A dúvida que sempre me fica é: como me relacionar sem me apegar ao outro? A definição de apego no dicionário nos diz: ligação afetuosa, afeição, estima. Não é disso que um relacionamento se alimenta? Uma relação sem esses ingredientes me parece muito mais uma espécie de narcisismo.

As relações precisam sim de apego, do querer estar junto, do desejar a companhia, não apenas precisam como estão carentes disso. Em época de tanto individualismo, de tantas pessoas isoladas em multidões, se apegar ao outro é sinal de muita coragem, e uma coragem que o amor exige.

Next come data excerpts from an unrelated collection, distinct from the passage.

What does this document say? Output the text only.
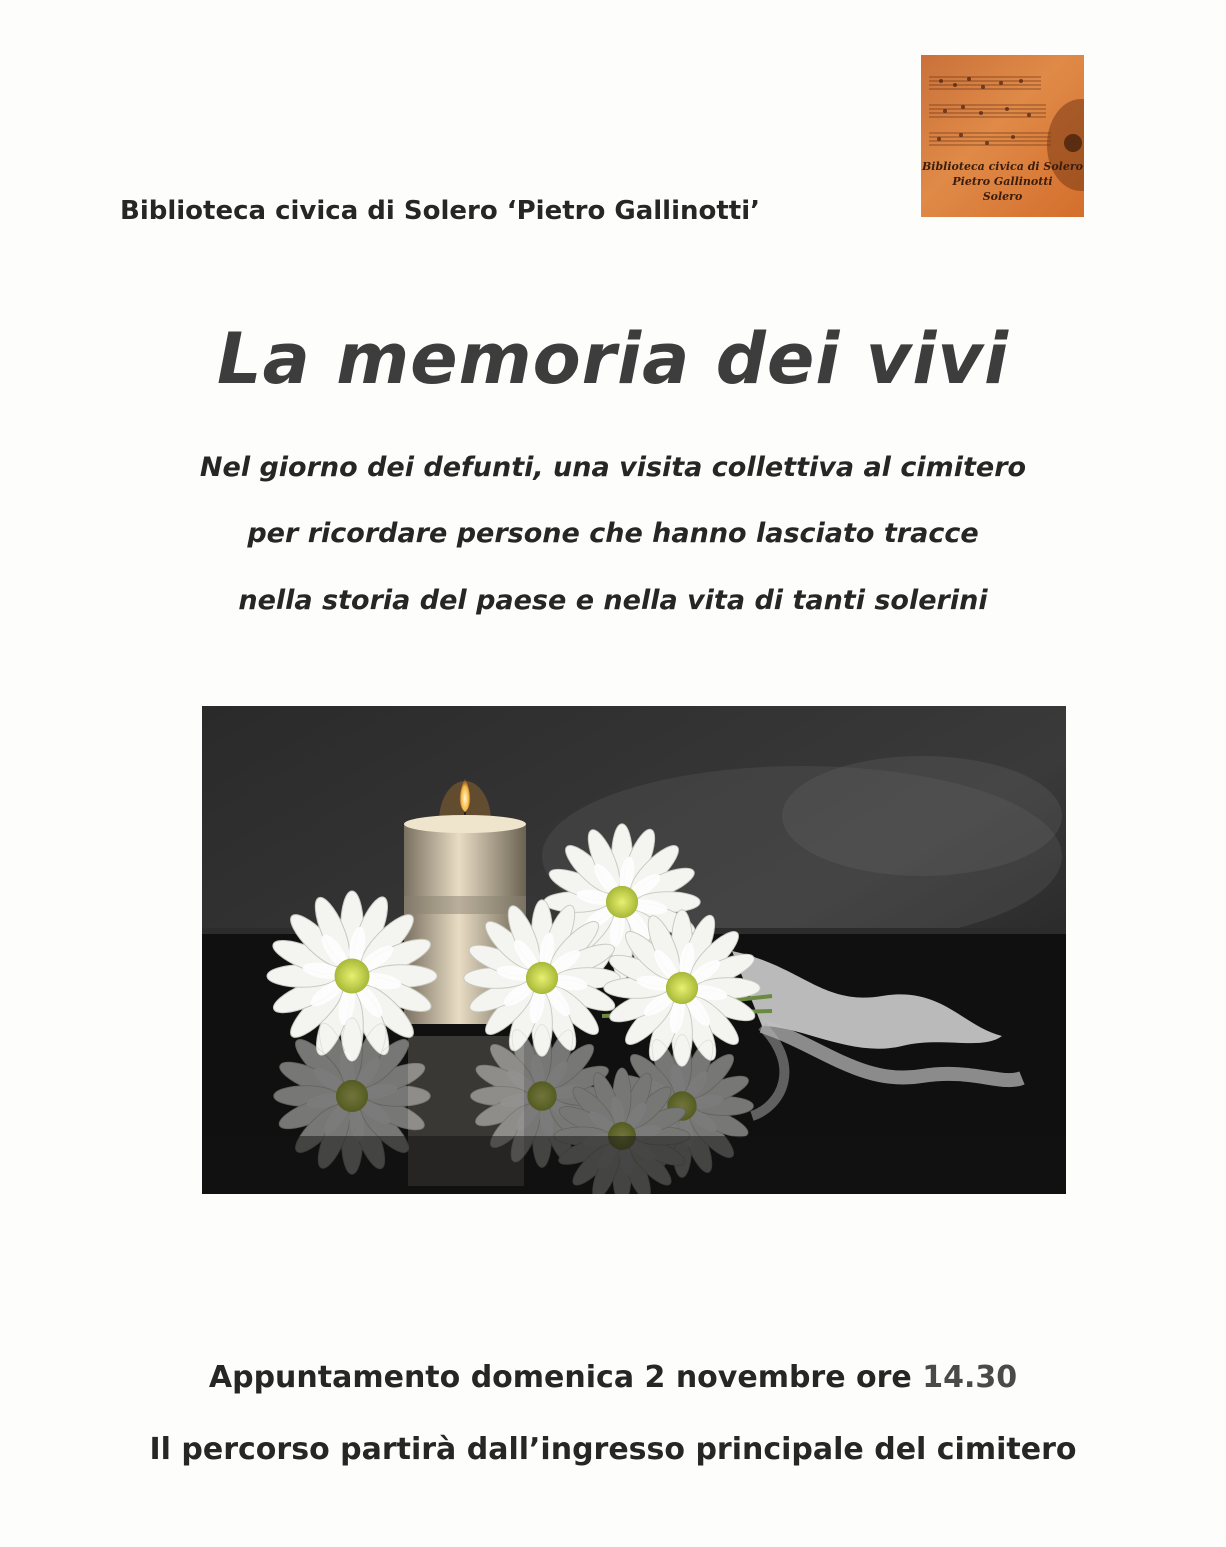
Biblioteca civica di Solero ‘Pietro Gallinotti’
Biblioteca civica di Solero
Pietro Gallinotti
Solero
La memoria dei vivi
Nel giorno dei defunti, una visita collettiva al cimitero
per ricordare persone che hanno lasciato tracce
nella storia del paese e nella vita di tanti solerini
Appuntamento domenica 2 novembre ore 14.30
Il percorso partirà dall’ingresso principale del cimitero
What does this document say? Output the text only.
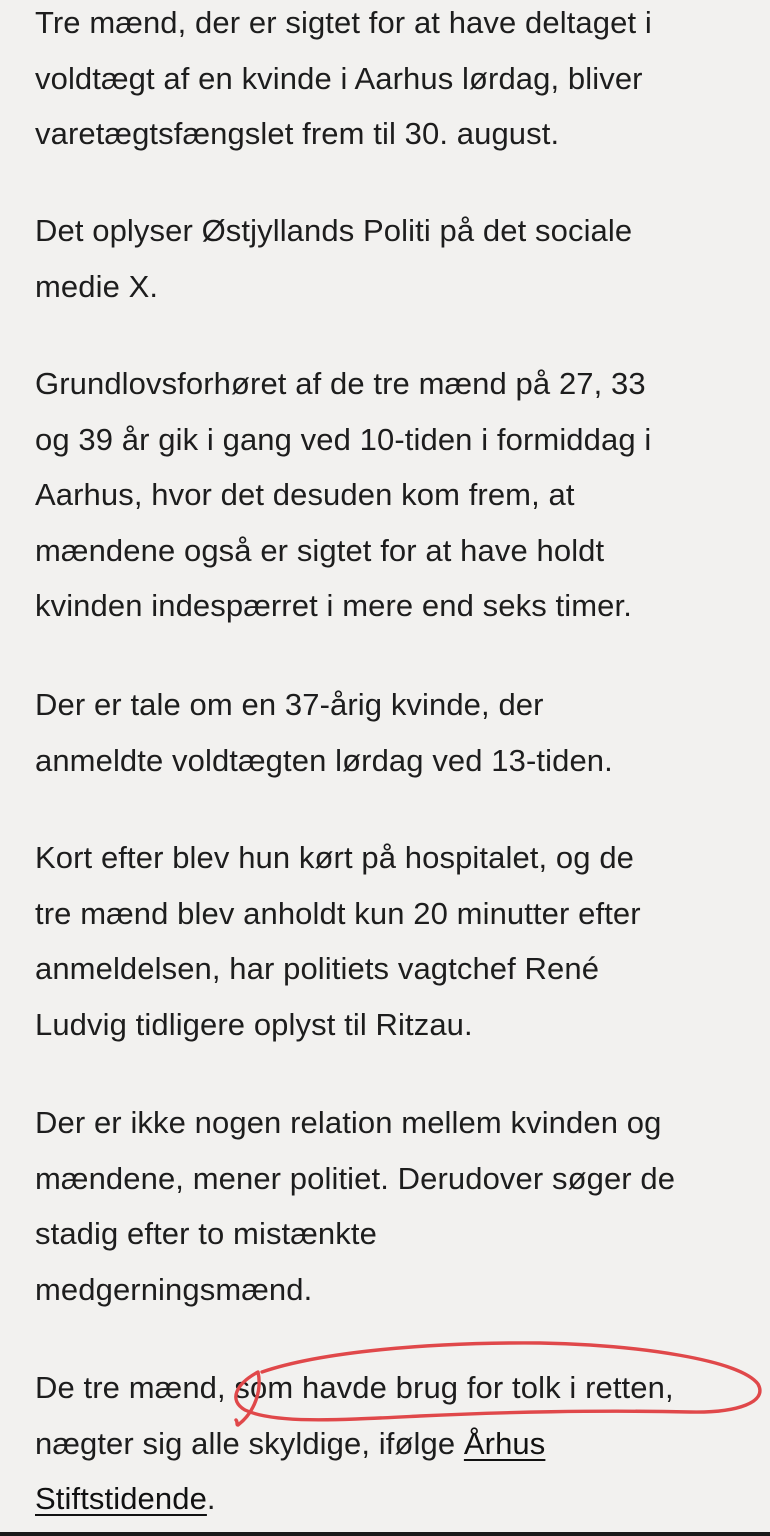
Tre mænd, der er sigtet for at have deltaget i
voldtægt af en kvinde i Aarhus lørdag, bliver
varetægtsfængslet frem til 30. august.

Det oplyser Østjyllands Politi på det sociale
medie X.

Grundlovsforhøret af de tre mænd på 27, 33
og 39 år gik i gang ved 10-tiden i formiddag i
Aarhus, hvor det desuden kom frem, at
mændene også er sigtet for at have holdt
kvinden indespærret i mere end seks timer.

Der er tale om en 37-årig kvinde, der
anmeldte voldtægten lørdag ved 13-tiden.

Kort efter blev hun kørt på hospitalet, og de
tre mænd blev anholdt kun 20 minutter efter
anmeldelsen, har politiets vagtchef René
Ludvig tidligere oplyst til Ritzau.

Der er ikke nogen relation mellem kvinden og
mændene, mener politiet. Derudover søger de
stadig efter to mistænkte
medgerningsmænd.

De tre mænd, som havde brug for tolk i retten,
nægter sig alle skyldige, ifølge Århus
Stiftstidende.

Se relacionar é se permitir vulnerável, é se entregar ao incerto, e como já disse Drummond “esquivando-se do sofrimento, perdemos também a felicidade”. Claro que se apegar é muito diferente de depender ou sufocar, e talvez esteja aí a confusão que a maioria das pessoas faz. Existem infinitas possibilidades entre depender e ser indiferente.

E como não criar expectativas em uma relação?

Precisamos criar expectativas, por que me relacionar se não posso esperar nada do outro? Melhor então ficar sozinho. Criar expectativas não é problema, desde que elas sejam reais, coerentes com o que o outro já demonstrou que pode me oferecer.  E principalmente que eu saiba suportar a frustração de ver essas expectativas não serem atendidas. Certamente essa é uma das nossas maiores dificuldades e que tem muito a ver com nossa vaidade. Eu espero algo do outro, e ao não ser atendido, passo a adotar um discurso de indiferença e desapego, que na verdade só esconde um coração frustrado e carente de reciprocidade.

Na incapacidade de lidar com a frustração a única saída é não me envolver e alimentar relações rasas e sem envolvimento? Não podemos encontrar um equilíbrio entre me doar e me preservar? Eu acredito que sim.

Ou seja, se entregue sim, mas se entregue sem se abandonar. Se não der certo, você tem para onde voltar.
E principalmente, faça tudo isso por quem merecer e fizer o mesmo por você. Parafraseando o psicanalista Contardo Calligaris,”se você encontrar alguém disposto a caminhar na chuva do seu lado, não fuja, molhe-se.”